The unmistakable conviction of visual business intelligence
Regardless, VR’s continuum of the progression of BI from a visual perspective is readily demonstrable, especially for time-consuming data exploration. In much the same way that interactive visualizations could encompass greater varieties and amounts of data than traditional spreadsheets or reports could, viewers can traverse even more quantities and types of data with VR technologies. In that regard, the most widely used metaphor for VR’s applicability is gaming and the immersive experiences video game players undergo with certain role-playing products. Some vendors offer VR data visualization experiences in which organizations “typically can look at different views, either micro or macro; you choose your journey through there in a way in which there’s a larger construct but you follow your chosen path based on how the dynamics are unfolding around you,” explained Harry Blount, chairman and CEO of DISCERN.

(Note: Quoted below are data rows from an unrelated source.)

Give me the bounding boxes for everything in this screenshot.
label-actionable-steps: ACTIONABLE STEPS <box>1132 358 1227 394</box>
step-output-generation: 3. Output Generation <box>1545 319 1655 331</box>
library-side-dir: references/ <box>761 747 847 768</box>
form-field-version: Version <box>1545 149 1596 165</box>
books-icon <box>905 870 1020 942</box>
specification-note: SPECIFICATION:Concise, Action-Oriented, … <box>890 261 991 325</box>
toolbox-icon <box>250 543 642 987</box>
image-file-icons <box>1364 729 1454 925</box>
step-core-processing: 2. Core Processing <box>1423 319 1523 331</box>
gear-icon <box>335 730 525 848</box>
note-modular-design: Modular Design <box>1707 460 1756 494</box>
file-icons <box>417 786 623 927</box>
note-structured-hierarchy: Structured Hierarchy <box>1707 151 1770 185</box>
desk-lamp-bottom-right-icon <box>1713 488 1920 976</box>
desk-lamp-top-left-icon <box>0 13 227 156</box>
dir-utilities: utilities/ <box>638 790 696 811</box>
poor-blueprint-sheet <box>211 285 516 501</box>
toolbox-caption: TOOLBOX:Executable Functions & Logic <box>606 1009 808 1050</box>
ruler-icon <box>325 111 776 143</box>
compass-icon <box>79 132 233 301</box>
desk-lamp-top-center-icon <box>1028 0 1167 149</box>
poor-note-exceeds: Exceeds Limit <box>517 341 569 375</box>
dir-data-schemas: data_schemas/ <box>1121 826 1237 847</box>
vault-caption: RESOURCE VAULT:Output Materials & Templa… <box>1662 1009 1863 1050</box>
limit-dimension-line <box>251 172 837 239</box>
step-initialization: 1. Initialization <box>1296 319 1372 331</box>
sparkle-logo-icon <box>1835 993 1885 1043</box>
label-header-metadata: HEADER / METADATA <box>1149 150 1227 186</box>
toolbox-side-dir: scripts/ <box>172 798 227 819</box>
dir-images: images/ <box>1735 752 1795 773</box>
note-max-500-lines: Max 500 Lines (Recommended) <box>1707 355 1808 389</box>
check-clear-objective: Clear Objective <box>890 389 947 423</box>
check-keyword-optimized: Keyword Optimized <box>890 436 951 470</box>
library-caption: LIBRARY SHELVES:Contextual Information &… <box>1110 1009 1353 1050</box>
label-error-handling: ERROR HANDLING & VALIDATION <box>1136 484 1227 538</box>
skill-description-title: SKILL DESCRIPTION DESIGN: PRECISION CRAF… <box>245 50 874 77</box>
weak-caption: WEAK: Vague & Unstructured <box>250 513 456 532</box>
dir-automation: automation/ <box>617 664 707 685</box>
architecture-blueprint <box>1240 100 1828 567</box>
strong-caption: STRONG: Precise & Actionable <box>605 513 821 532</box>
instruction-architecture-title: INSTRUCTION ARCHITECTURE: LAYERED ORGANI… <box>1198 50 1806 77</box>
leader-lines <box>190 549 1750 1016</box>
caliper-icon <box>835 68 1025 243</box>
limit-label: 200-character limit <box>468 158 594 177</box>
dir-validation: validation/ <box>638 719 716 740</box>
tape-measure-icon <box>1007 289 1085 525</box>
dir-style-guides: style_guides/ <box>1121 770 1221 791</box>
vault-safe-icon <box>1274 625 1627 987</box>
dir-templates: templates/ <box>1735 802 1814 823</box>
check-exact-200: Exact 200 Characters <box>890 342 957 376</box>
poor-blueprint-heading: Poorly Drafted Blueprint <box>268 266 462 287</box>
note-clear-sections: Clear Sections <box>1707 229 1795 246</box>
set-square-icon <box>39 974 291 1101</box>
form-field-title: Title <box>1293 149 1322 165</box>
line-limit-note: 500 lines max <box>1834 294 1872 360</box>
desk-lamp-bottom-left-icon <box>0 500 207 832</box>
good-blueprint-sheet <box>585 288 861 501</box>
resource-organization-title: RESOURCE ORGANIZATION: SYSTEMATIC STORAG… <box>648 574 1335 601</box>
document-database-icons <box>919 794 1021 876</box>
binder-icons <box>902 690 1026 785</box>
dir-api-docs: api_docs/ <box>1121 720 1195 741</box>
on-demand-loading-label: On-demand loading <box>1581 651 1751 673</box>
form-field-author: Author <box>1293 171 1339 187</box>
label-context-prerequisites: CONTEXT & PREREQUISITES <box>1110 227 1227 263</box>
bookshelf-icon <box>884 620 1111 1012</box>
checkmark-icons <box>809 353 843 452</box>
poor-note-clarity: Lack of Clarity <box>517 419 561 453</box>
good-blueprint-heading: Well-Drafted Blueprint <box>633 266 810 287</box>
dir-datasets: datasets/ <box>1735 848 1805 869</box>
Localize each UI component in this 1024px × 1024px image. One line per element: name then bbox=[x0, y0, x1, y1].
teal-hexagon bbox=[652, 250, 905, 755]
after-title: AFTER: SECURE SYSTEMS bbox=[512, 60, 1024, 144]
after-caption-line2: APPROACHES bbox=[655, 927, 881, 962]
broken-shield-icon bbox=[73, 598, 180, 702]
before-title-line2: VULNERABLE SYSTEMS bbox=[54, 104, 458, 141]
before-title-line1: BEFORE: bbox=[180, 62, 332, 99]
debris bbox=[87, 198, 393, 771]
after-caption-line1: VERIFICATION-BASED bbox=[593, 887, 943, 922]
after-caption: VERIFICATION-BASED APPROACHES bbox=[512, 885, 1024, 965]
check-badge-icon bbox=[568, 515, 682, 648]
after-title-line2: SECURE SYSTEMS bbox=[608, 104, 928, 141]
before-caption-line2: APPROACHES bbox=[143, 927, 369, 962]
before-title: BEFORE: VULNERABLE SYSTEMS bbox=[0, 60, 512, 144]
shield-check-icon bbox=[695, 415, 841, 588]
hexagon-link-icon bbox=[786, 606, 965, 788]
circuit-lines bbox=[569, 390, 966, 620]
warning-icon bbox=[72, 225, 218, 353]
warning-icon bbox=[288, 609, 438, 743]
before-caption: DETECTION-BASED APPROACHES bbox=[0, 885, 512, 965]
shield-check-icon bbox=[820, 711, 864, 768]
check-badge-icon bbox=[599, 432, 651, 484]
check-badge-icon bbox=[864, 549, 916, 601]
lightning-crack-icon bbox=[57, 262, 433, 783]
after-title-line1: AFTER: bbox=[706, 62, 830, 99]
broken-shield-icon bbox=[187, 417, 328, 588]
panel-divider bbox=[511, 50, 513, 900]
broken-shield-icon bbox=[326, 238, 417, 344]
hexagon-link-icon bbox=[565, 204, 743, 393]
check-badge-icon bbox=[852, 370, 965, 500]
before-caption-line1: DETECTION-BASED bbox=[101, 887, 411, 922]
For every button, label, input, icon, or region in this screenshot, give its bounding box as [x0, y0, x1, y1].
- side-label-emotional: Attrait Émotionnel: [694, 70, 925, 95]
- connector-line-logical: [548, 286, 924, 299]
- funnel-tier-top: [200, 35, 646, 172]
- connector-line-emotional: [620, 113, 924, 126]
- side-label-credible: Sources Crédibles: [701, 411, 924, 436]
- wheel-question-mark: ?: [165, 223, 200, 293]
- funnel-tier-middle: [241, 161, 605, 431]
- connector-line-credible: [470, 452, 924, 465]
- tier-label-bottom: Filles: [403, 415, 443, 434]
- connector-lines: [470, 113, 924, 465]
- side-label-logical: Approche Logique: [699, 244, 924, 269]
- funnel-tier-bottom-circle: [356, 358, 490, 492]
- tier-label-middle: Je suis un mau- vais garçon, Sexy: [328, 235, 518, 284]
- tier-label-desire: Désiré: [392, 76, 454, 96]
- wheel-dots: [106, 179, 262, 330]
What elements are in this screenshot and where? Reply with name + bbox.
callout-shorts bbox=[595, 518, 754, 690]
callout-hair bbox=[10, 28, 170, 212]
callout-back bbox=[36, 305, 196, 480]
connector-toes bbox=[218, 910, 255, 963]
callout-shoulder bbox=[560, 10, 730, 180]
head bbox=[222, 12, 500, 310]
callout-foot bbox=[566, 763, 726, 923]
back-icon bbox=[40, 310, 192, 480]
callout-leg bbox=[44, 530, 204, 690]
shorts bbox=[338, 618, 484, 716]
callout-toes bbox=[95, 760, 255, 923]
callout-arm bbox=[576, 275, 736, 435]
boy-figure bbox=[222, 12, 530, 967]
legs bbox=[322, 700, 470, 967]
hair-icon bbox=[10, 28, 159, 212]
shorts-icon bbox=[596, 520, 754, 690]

The level of detail offered by such immersion within data and the multitude of factors related to it can enrich visual BI’s decision-making process in a way that exceeds that of other visualizations—particularly when organizations are including differential, relevant data and multiple people in the decision-making. Like video games, the gamification of BI enables organizations to seek certain goals in terms of budgetary constraints, revenue targets or portfolios, and to equip themselves with varying data-related capabilities to achieve their objectives. “The same principles apply when you think about business gaming,” Blount said. “You want to look at data at a point in time; you want to look at data over time. You want to see the interplay of that data over time. You want to see things that are related to what you’re looking at.”
Visual data management
The true measure of the comprehensive effect of visual BI is probably best found on the back end with the construction of models and integration of data required for analytics. The same utility gained from visualizing analytics on the front end is applicable to those efforts on the back; the increasing usage of visualizations for the former purpose has resulted in expanding visual capabilities for the latter’s. In that respect, the growing reliance on visuals for data management has paralleled, if not outright purveyed, the self-service movement by making facets of data modeling and transformation more user-friendly with the presence of preset, configurable graphic representations to prepare data for analytics. Those capabilities are enhanced by the advent of machine learning and deep learning in such data preparation platforms, as well as by their inclusion in solutions that only a few years ago focused solely on data discovery courtesy of their visualizations.
According to Syncfusion VP Daniel Jebaraj, “In general when working with data, reporting or dashboards, we find that the way that you build the dashboard, whether you do it visually or with code, has a big impact not only on your productivity, but also in terms of opening up avenues on how you see the solution. With the more intense kind of code-based approach where you’re building custom solutions, you’re able to get more control over the system but it comes at a big price: It’s more expensive to build a solution, more expensive to test it, [and] more expensive to iterate on it.”
The evolution of BI
The evolution of business intelligence to a visual approach is noteworthy for two dominant reasons. On the one hand, it has buttressed the self-service movement and made analytics much more accessible to business users bereft of the coding skills typically required to actuate analytics on their own. BI has become much more democratic through the enterprise because of the visual movement and the relative ease in which it is facilitated throughout a bevy of environments. Secondly, the gravitation to visual, self-service means of accessing analytics has proliferated throughout data management itself. Visuals are appearing in all facets of analytics from origination to the point of action and are facilitating similar user-friendly experiences that make data more valuable to the enterprise. According to Paxata’s Michele Goetz, the latter trend could possibly be even more influential because it’s “providing the visualization of data conditions so that you better understand and interpret what those conditions are, whether they’re good, they’re bad, they need to be fixed and how that’s going to work. But you can also use those visualizations to filter, to drill in, to start the steps for any sort of business logic you want to be able to provide so that the data interaction is a completely different experience than trying to write a function or script some code.”